Setup and data preparation

Libraries

I use the following packages for the following purposes:

  • tidyverse: do general data manipulation.
  • sf: manipulate geospatial data.
  • tigris: get data on roads.
  • tools: compute MD5 checksums.
  • knitr: display data in tabular format.
library(tidyverse)
library(sf)
library(tigris)
library(tools)
library(knitr)

Data sources

I use data from the following sources; see the References section of part 1 for more information:

  • Boundaries for Howard County precincts are from the shapefile produced by part 1 of this analysis. These are the precincts used in the 2018 general election for county council.
  • Assignment of precincts to new districts is from the Auto-Redistrict program, run for over 8,000 iterations.

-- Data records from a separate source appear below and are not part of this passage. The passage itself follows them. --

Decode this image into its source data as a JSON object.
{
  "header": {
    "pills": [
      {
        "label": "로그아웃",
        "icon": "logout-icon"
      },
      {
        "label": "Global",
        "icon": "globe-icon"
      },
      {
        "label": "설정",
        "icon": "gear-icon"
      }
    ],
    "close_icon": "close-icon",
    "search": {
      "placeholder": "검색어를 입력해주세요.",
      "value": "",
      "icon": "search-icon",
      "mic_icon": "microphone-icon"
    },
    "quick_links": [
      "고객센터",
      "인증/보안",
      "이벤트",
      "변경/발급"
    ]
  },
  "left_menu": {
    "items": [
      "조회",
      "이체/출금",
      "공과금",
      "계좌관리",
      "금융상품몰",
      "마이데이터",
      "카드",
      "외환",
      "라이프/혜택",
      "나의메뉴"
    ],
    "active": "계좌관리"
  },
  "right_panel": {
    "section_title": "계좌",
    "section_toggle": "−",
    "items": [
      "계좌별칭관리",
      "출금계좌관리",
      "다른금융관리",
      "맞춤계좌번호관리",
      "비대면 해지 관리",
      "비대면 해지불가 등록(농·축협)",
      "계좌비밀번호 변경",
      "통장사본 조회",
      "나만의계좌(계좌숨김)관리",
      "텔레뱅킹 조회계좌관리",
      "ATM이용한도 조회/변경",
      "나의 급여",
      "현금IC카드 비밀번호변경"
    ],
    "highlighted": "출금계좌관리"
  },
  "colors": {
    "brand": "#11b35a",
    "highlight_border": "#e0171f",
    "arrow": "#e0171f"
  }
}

Reading in and preparing the data

I first read in the shapefile containing Howard County precinct boundaries and related data, as produced by part 1 of this analysis.

redistricting_sf <- st_read("redistricting-input.shp")
## Reading layer `redistricting-input' from data source 
##   `/home/fhecker/src/hocodata/redistricting/redistricting-input.shp' 
##   using driver `ESRI Shapefile'
## Simple feature collection with 118 features and 12 fields
## Geometry type: POLYGON
## Dimension:     XY
## Bounding box:  xmin: 1259411 ymin: 523188.7 xmax: 1398344 ymax: 620119.3
## Projected CRS: NAD83 / Maryland (ftUS)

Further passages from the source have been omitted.